Devletin kaç türü var? Üniter, oligarşik, laik, federal… Başka? Bizim ülkemizi de gözeterek yanıtlayın: Derin, sığ, paralel, kuşkucu, terörist, polis/asker devleti… Peki, hepsi bir araya gelirse ne olur? Sadık Yemni’nin yeni kitabı “Kayıp Kedi” olur.
Güncel, gündemde ve en az bir o kadar sıkı bir roman “Kayıp Kedi”. Son birkaç yılın haberlerini toplarsanız, isimler önemli değil, romandakilerin yerine bulduklarınızı koyduğunuzda Türkiye panoraması çıkacak önünüze… (Küçük bir not: Ankara katliamı yok… kim öngörebilir böylesi kanlı katliamı, eğer terörist değilse)
Cumhurbaşkanlığı seçimi de dahil son bir yıla kadar yaşananları bunca kısa zamanda bir araya getirmek, onları kurgulamak kolay bir iş olmasa gerektir.

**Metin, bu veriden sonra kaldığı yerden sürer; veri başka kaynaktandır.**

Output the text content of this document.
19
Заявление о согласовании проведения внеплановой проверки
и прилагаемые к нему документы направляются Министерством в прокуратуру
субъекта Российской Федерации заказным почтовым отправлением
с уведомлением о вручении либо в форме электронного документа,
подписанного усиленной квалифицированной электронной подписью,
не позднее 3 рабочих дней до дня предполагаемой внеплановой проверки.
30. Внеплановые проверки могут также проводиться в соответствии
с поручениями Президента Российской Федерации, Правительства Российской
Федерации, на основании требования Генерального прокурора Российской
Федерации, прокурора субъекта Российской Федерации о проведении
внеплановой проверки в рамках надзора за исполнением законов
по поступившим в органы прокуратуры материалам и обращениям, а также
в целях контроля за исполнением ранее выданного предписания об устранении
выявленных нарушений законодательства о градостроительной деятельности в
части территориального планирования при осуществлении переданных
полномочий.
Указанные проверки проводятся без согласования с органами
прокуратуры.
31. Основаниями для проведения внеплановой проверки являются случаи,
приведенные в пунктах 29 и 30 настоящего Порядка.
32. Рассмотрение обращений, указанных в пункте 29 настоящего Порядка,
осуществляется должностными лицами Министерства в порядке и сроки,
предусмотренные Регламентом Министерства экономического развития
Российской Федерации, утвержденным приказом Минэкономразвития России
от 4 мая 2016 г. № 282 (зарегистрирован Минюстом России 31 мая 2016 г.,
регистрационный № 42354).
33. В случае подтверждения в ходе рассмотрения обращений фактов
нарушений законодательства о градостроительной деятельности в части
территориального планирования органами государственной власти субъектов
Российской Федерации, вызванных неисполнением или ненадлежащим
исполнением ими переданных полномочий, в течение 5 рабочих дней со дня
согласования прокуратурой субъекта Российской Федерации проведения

Sadık Yemni, iyi kurguladığı bu karmaşanın altından kalktığı gibi içine yan öykücükler de sıkıştırmış. Çok güçlü betimlemelerle okurunu sarıp sarmalıyor. Okurun kafasında oluşan soruları tartması için nefes boşluğu diyebileceğimiz aralar da veriyor, yani sıkmıyor. Tamam, gerilimse gerilim, korkuysa korku, gizemse gizem, polisiye ise polisiye ama sorgulamanız için fırsatınız da elinizde.
İyi polisiyenin iyi edebiyat olduğu iddiasına karşı söyleyecek sözüm yok kuşkusuz. Yemni’nin katkılarıyla daha da güzelleştiğini kabul etmeliyiz. Edebiyat var; ki nasıl derinlemesine ve irdeleyici, nasıl sürükleyici, asıl önemlisi bilgilendirici. Müzik var; enstrümanların tınısını, ezginin içinize işleyişini duyuyorsunuz. İlaçlar ve etkileri var. Fıkralar var. “Gezi”nin yeri ayrı, Gezi de var. Daha ne istiyorsunuz…
“Gelecek zaten mevcut olmasa bize onu gösteren rüyaları nasıl izah edebiliriz? Bu dünya üzerinde uykuda geleceğini ziyaret etmemiş tek bir kişi bile bulunmaz” (s. 156) ile geçmişten geleceğe uzanan insan da var. Hemen ardından “Rüyalar yegâne gerçekliktir” sözü gelince yine başlıyor soru işareti kovalamacası.
“Evimde üç kedim vardı. Biri on gün kadar önce kayboldu. Bıcır. Erkek kediydi. Çok aradım. (…) Biri Badem. Üç yaşında. Doğuştan kör. (…) diğeri de Sallapati. Eve yakın bir parkta buldum. Başına küçükken bir darbe almış belki. (…) kamerayla çekip YouTube’a falan koysaydım tıklanma rekoru kırabilirdi. (s. 251)
Kayıp Kedi’nin gücü ve okunurluğu için alıntılamak istiyorum: “Türkiye her zaman olduğu gibi bir gizli servis ajanı cennetiydi. Kürt-Türk işbirliğini engellemek ve ülkedeki istikrarı sarsmak için binbir dümen çevriliyordu. Bu nedenle MİT mensuplarının mesaisi bayağı yoğundu.” (s. 266-267) (Yine küçük bir not: Bunca yoğunluk içerisinde nasıl oluyor da Ankara’da kanla boyanıyor barış isteyenlerin yürüyüşü? İnsan ister istemez düşünüyor… kimin parmağı var, nasıl oluyor dakatlediliyor?)
Sıradan gibi görünen bir cinayetin altını kazıyınca neler çıkıyor içinden neler… Faruk Erem’in o önemli, “suçluyu kazıyınız altından insan çıkar” sözünü, “altından örgüt-lenme çıkar” diye değiştirebiliriz sanırım. Okudukça daha bir içine girecek, daha bir sarılacaksınız…
Kayıp Kedi, Sadık Yemni, roman, Kırmızı Kedi Yayınları, Nisan 2015, 276 s.